Sangraba con profusión por la nariz, la sangre resbalaba por sus labios y goteaba
sobre su pecho. Sus ojos destilaban un odio irracional, por un instante Earvin
pensó que eran los mismos ojos de un demonio los que lo miraban. A pesar del
amor, del dolor, de la traición, de las promesas incumplidas y las heridas
abiertas no podía dudar ni un instante, la más mínima duda le costaría la
muerte y en estos momentos no estaba dispuesto a morir a manos de la guerrera
que tenía delante.
Esta vez fue
él el que se lanzó a por su rival. La espada que había quitado la vida a tantos
y tantos tiranos, a cientos de demonios y a todas aquellas aberraciones que se
habían cruzado en su camino buscó el corazón de la mujer que tenía delante.
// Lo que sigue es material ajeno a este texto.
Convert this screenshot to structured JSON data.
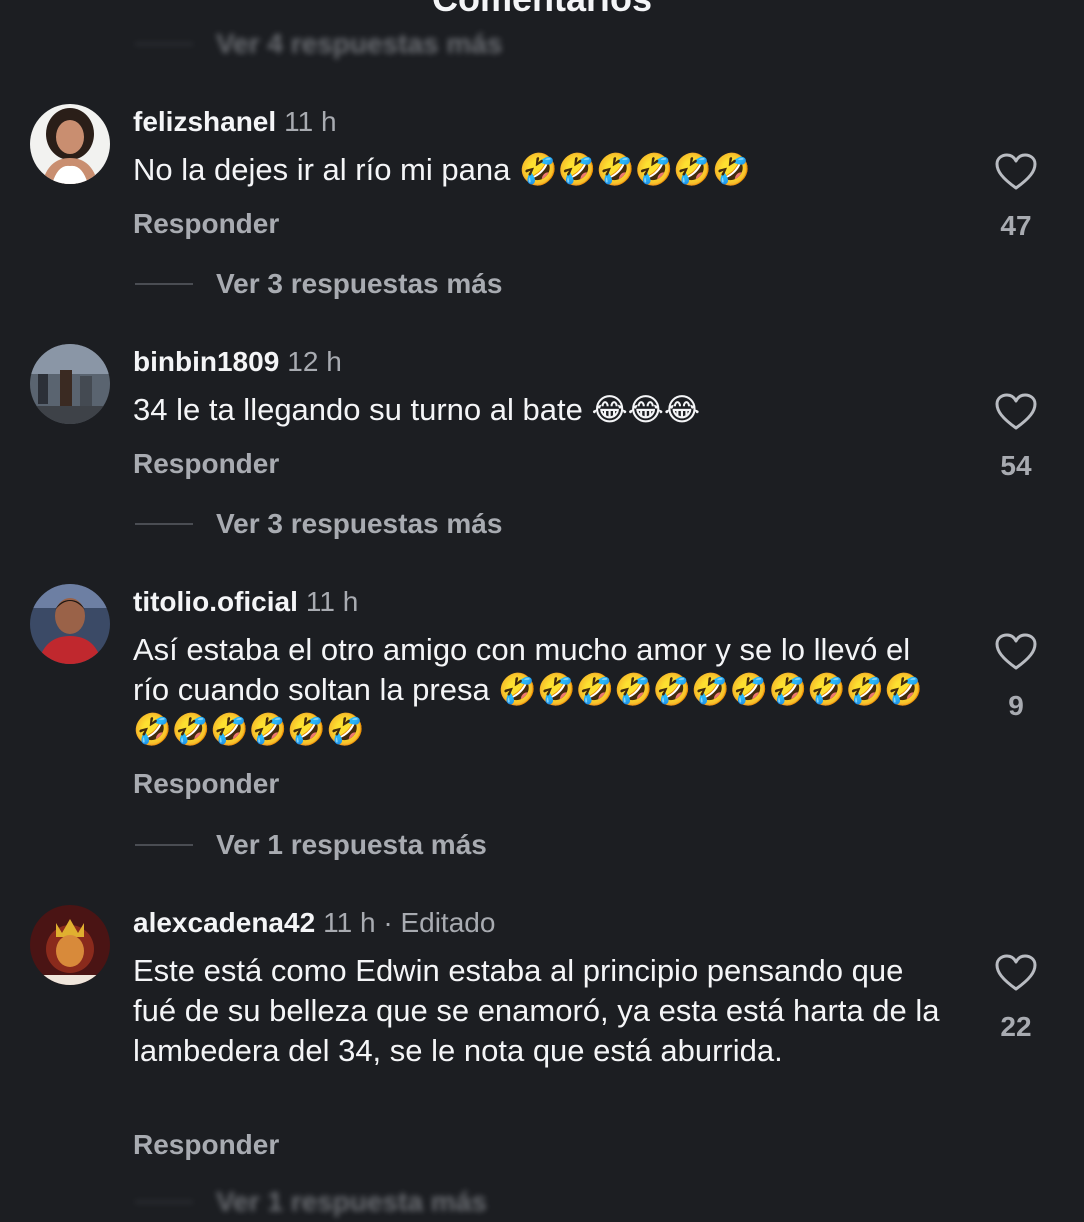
{
  "header": {
    "title": "Comentarios"
  },
  "top_replies": {
    "label": "Ver 4 respuestas más"
  },
  "comments": [
    {
      "username": "felizshanel",
      "time": "11 h",
      "text": "No la dejes ir al río mi pana 🤣🤣🤣🤣🤣🤣",
      "reply_label": "Responder",
      "likes": "47",
      "replies_label": "Ver 3 respuestas más",
      "avatar_icon": "profile-photo"
    },
    {
      "username": "binbin1809",
      "time": "12 h",
      "text": "34 le ta llegando su turno al bate 😂😂😂",
      "reply_label": "Responder",
      "likes": "54",
      "replies_label": "Ver 3 respuestas más",
      "avatar_icon": "profile-photo"
    },
    {
      "username": "titolio.oficial",
      "time": "11 h",
      "text": "Así estaba el otro amigo con mucho amor y se lo llevó el río cuando soltan la presa 🤣🤣🤣🤣🤣🤣🤣🤣🤣🤣🤣🤣🤣🤣🤣🤣🤣",
      "reply_label": "Responder",
      "likes": "9",
      "replies_label": "Ver 1 respuesta más",
      "avatar_icon": "profile-photo"
    },
    {
      "username": "alexcadena42",
      "time": "11 h · Editado",
      "text": "Este está como Edwin estaba al principio pensando que fué de su belleza que se enamoró, ya esta está harta de la lambedera del 34, se le nota que está aburrida.",
      "reply_label": "Responder",
      "likes": "22",
      "replies_label": "Ver 1 respuesta más",
      "avatar_icon": "profile-photo"
    }
  ],
  "colors": {
    "background": "#1c1e22",
    "primary_text": "#f4f5f7",
    "secondary_text": "#a8abb1"
  },
  "icons": {
    "like": "heart-outline-icon"
  }
}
Ella se preparó esperando la acometida, giró sobre si misma esquivando la primera
estocada y una de sus espadas intentó alcanzar el cuello de Earvín, éste se
agachó evitando el golpe final, su espada cambió de dirección y se hundió en el
pecho de Hanna mientras una patada en la rodilla la mandaba al suelo y le hacía
perder una de sus espadas. Ambos terminaron en el suelo pero Earvin se levantó
con rapidez observando los intentos de su contrincante por recuperar la
vertical. Ella se apoyo en la espada y consiguió levantarse con un enorme
esfuerzo. La espada de Earvin empapada en la sangre de su rival miraba al suelo
y unas gotas escapaban de su filo estrellándose en el suelo y mezclándose con
la tierra. Ella había perdido la mirada desafiante, ahora sus ojos reflejaban
miedo, el miedo a ver la muerte tan cercana, jamás había tenido que enfrentarse
a ella, siempre había conseguido esquivar sus embates y burlarla, pero
finalmente la tenía delante dispuesta a cobrarse todas las mentiras y
traiciones de su oscuro corazón.
Dejó caer la
espada al suelo y miró suplicante a su rival. Earvin se acercó a ella con la
espada en la mano hasta llegar a su altura. Sus ojos negros reflejaban la
eterna tristeza que atenazaba su vida, sus ojos se encontraron como antaño y él
no pudo evitar que una sonrisa apareciese en sus labios, de repente ella se
desplomó y él dejó caer la espada y la cogió entre sus brazos para evitar que
cayese. Sabía que acababa de librar al mundo de un ser horripilante, que la
preciosa mujer que se moría entre sus brazos había cometido todo tipo de
atrocidades para su propio beneficio y que alguien tenía que erradicar su
existencia de la faz de la tierra, había sido él. El único ser humano que la
había amado aún sabiendo lo que era, que habría dado su propia vida por retener
la felicidad a su lado eternamente, había sido él quién acabase con su vida
para siempre. Las lágrimas surcaban su rostro, mudos testigos de su eterna
devoción mientras los últimos vestigios de una vida escapan entre sus brazos.
-
Lo siento, dijo ella, mientras el azul de sus ojos
perdía su brillo celestial.
Earvin no dijo
nada, sus labios se acercaron a los de ella y se fusionaron en un beso eterno
que apenas duró unos segundos, cuando sus labios se separaron ella ya estaba
muerta, el azul infinito de sus ojos se reflejo en los ojos negros, como la
misma muerte, del guerrero. La abrazó contra su pecho mientras lloraba como
aquel niño que huyó de su vida cuando ella lo dejó. Se levantó con ella en
brazos y la depositó con toda la dulzura del mundo sobre unos lirios que
crecían silvestres, excavó con su propia espada la tumba donde descansaría
eternamente su corazón y allí en los Montes Perdidos dejó enterrada para
siempre su vida.
Era noche
cerrada cuando montó sobre su caballo, por unos instantes dudó, pero no quiso
mirar atrás, era la tumba de su amada pero también era la suya propia, él había
muerto ese mismo día en los Montes Perdidos y yacería para siempre junto a
ella. Espoleó su caballo con tristeza y galopó hacia la eterna oscuridad que se
ceñía sobre su vida perdiéndose en los oscuros recodos de una noche sin fin.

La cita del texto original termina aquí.